Plaintiffs raised three arguments against § 207(e)(4)’s applicability, each of which the Court rejected.
First, Plaintiffs argued that § 207(e)(4) was irrelevant because their paystubs provided that they had received the entire Flex Credit as part of their “earnings,” and listed the opt-out fee as a “pre-tax deduction,” not a “contribution” within the meaning of § 207(e)(4). On this basis, Plaintiffs contended that the payment structure resembled that in Flores v. City of San Gabriel, 824 F.3d 890 (9th Cir. 2016), where the Ninth Circuit held that cash payments employees received in lieu of medical-benefits payments were not subject to § 207(e)(4). The Court rejected this analogy.
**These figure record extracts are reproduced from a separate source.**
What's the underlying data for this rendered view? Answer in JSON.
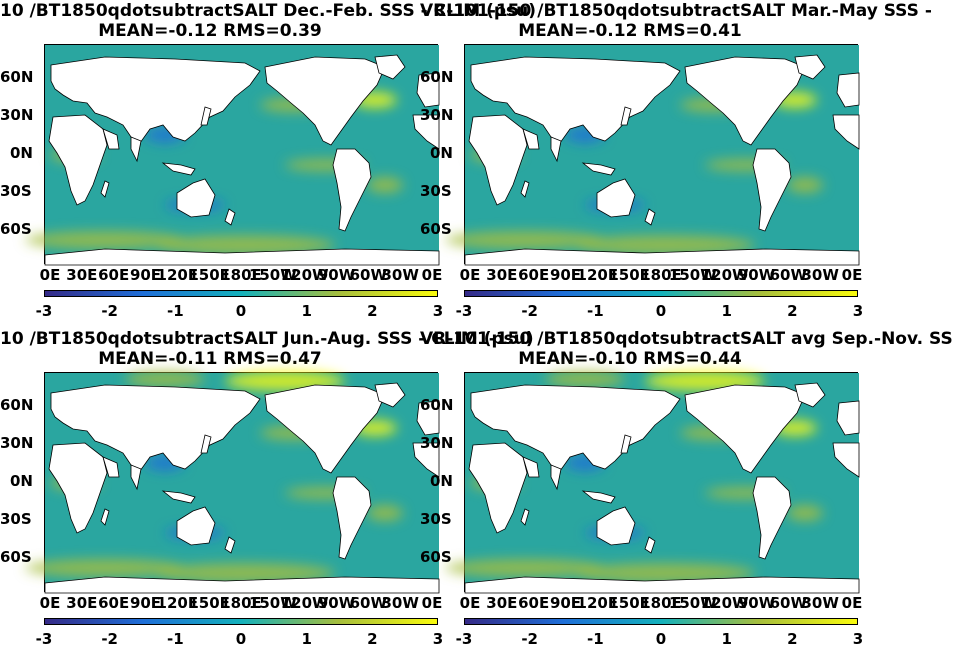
{
  "panels": [
    {
      "title_line1": "10 /BT1850qdotsubtractSALT  Dec.-Feb. SSS - CLIM (psu)",
      "title_line2": "MEAN=-0.12   RMS=0.39"
    },
    {
      "title_line1": "VR-101-150 /BT1850qdotsubtractSALT Mar.-May SSS -",
      "title_line2": "MEAN=-0.12   RMS=0.41"
    },
    {
      "title_line1": "10 /BT1850qdotsubtractSALT  Jun.-Aug. SSS - CLIM (psu)",
      "title_line2": "MEAN=-0.11   RMS=0.47"
    },
    {
      "title_line1": "VR-101-150 /BT1850qdotsubtractSALT avg Sep.-Nov. SS",
      "title_line2": "MEAN=-0.10   RMS=0.44"
    }
  ],
  "lat_labels": [
    "60N",
    "30N",
    "0N",
    "30S",
    "60S"
  ],
  "lon_labels": [
    "0E",
    "30E",
    "60E",
    "90E",
    "120E",
    "150E",
    "180E",
    "150W",
    "120W",
    "90W",
    "60W",
    "30W",
    "0E"
  ],
  "colorbar_ticks": [
    "-3",
    "-2",
    "-1",
    "0",
    "1",
    "2",
    "3"
  ],
  "colors": {
    "cb_min": "#352a87",
    "cb_low": "#1f6fd8",
    "cb_mid": "#14b1bc",
    "cb_high": "#a6be3d",
    "cb_max": "#f9fb0e",
    "ocean": "#2aa6a0",
    "land": "#ffffff"
  }
}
It explained Flores turned on the fact that the cash payments were not paid “to a trustee or third person,” as the statute required. Here, by contrast, the opt-out fees were directed to a third person. They thus did not “function as compensation”—and it is a “payment’s function [that] controls whether the payment is excludable from the regular rate.” Nor were the terms used in Plaintiffs’ paystubs dispositive: “the County sets its paystubs to align with the Internal Revenue Code, not the FLSA.”
Second, Plaintiffs argued that § 207(e)(4) did not apply because the opt-out fee was not used to support Plaintiffs’ own health care. The Court concluded that this argument was foreclosed by the plain text of the statute, which “is not limited to employer contributions made for a particular employee.”
Third, Plaintiffs argued that § 207(e)(4) did not apply because the County’s health plans are not “bona fide.” For a plan to be bona fide, its primary purpose must be to provide for the payment of benefits to employees, rather than act as disguised compensation. The Department of Labor has explained that a plan is bona fide so long as only an “incidental part” of the plan consists of cash payments to employees. Plaintiffs again relied on Flores, in which the Ninth Circuit had held that a plan was not bona fide when over 40% of the employer’s total contributions were paid to employees in cash. They also relied on a Department of Labor Final Rule stating that there should be a 20% cash contribution limit for a plan to be bona fide. Under these authorities, Plaintiffs argued, the County’s plan was not bona fide because the Flex Credit made available to Plaintiffs often exceeded 20% of the County’s total contributions. The Court determined that any bright-line rule for when cash contributions were more than “incidental” was unwarranted, and that it owed no deference to the Final Rule. And in any event, the Court explained, on a proper understanding of the opt-out fees, the County’s cash payments were below 20% of total contributions.